Rant in blocked care

Am I the only one who cares?

When the floor is covered with a day’s clothes, mixed with toys, and books… and these are just the big items. Sprinkled between there are lego men and kinder egg toys. 

Every single day. I sort through the clean and dirty socks, I sort toys, I make beds, I pick up puzzle pieces. 

I vacuum chunks of dirt that rufus cleaned out of his paws and left by couch, or sprinkled dirt out of everyone’s forgetful shoes: in the spring we gather much of it hiking. 

The kitchen is a war zone after every meal. I’m not sure how crumbs multiply lately. 

For years I’ve picked up stuff without thinking twice. Now I grumble under my breath because it doesn’t seem to get better. I empower my kids to do their part. Nagging or simply reminding is worse for me than doing the job quietly myself. 

I ask them to try again, paying more attention or with respect. They grumble. And I wonder if they reflect my own heart in the process. 

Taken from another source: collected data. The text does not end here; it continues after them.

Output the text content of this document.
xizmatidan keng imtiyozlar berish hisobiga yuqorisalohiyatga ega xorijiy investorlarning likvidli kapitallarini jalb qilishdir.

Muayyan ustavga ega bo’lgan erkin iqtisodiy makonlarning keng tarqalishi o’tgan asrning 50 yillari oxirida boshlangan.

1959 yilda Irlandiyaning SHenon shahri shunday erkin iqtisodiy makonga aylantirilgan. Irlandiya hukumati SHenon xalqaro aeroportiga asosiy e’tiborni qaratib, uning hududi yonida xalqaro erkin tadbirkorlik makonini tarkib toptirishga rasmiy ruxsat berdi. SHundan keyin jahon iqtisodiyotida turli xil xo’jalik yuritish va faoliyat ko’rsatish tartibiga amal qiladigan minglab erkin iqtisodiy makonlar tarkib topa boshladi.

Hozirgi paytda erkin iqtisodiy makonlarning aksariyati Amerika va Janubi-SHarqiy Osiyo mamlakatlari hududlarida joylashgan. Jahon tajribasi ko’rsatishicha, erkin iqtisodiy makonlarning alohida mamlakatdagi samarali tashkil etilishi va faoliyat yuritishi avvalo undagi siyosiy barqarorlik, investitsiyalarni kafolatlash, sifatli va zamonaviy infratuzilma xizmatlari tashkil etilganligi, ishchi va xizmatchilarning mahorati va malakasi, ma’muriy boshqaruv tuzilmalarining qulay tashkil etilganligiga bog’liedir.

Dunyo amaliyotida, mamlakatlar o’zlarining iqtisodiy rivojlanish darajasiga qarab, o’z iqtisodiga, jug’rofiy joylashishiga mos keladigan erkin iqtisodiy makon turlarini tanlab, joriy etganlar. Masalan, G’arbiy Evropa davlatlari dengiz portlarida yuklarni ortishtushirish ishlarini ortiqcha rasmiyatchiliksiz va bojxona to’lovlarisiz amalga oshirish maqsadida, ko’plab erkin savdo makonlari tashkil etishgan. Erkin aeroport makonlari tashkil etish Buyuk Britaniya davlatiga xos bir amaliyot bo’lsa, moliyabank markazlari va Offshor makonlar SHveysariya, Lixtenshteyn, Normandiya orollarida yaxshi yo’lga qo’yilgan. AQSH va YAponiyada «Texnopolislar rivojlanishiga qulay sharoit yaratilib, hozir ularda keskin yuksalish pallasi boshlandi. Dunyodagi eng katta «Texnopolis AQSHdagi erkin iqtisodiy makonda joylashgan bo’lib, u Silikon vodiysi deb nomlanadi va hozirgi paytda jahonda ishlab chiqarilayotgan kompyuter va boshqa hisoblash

Jackie needs to put her brace on first thing in the morning, and at some point do her back exercises. I have to remind her every day. If I say nothing, nothing gets done. 

We slipped into codependency. We tried too hard becoming too soft. We are tired. We let things slip. And then we get discouraged. 

The other night the girls had a sleepover and I offloaded my heart. Scared the crap out of Conrad. 

When a strong and self-sufficient mom (woman) says she’s tired and can’t carry on the same way, the people around better pay attention. My call for help is my rockbottom. 

In all this mundane exhaustion, I realize I could buckle down for a more grateful heart. I want to serve my people as if I serve God. 

I take a step back every day. Let go of some. Let go if the things I can’t and am not supposed to control. Answer all the inane questions. Over and over again.  

A good foundation o learned in TBRI says: CONNECT, EMPOWER, CORRECT. The challenging for me is to still believe and stick to it. Even after months of one step forward two steps back. 

I dread the persistent explanatory questions. Why? Why is that? How? I don’t understand! Who? Why? Why? How come?

They drive me crazy because I answer these question but it is never enough. 

This rant started with Jackie waltzing around without her corset. She’s been taking sabbaticals from Wearing it. And her back is getting visibly more twisted. Unless I tell her to put it on or to Sit up straight, she doesn’t do it. Conrad dreads nagging her about it too. So it seems that we’ll all pay the price of we don’t stick to it.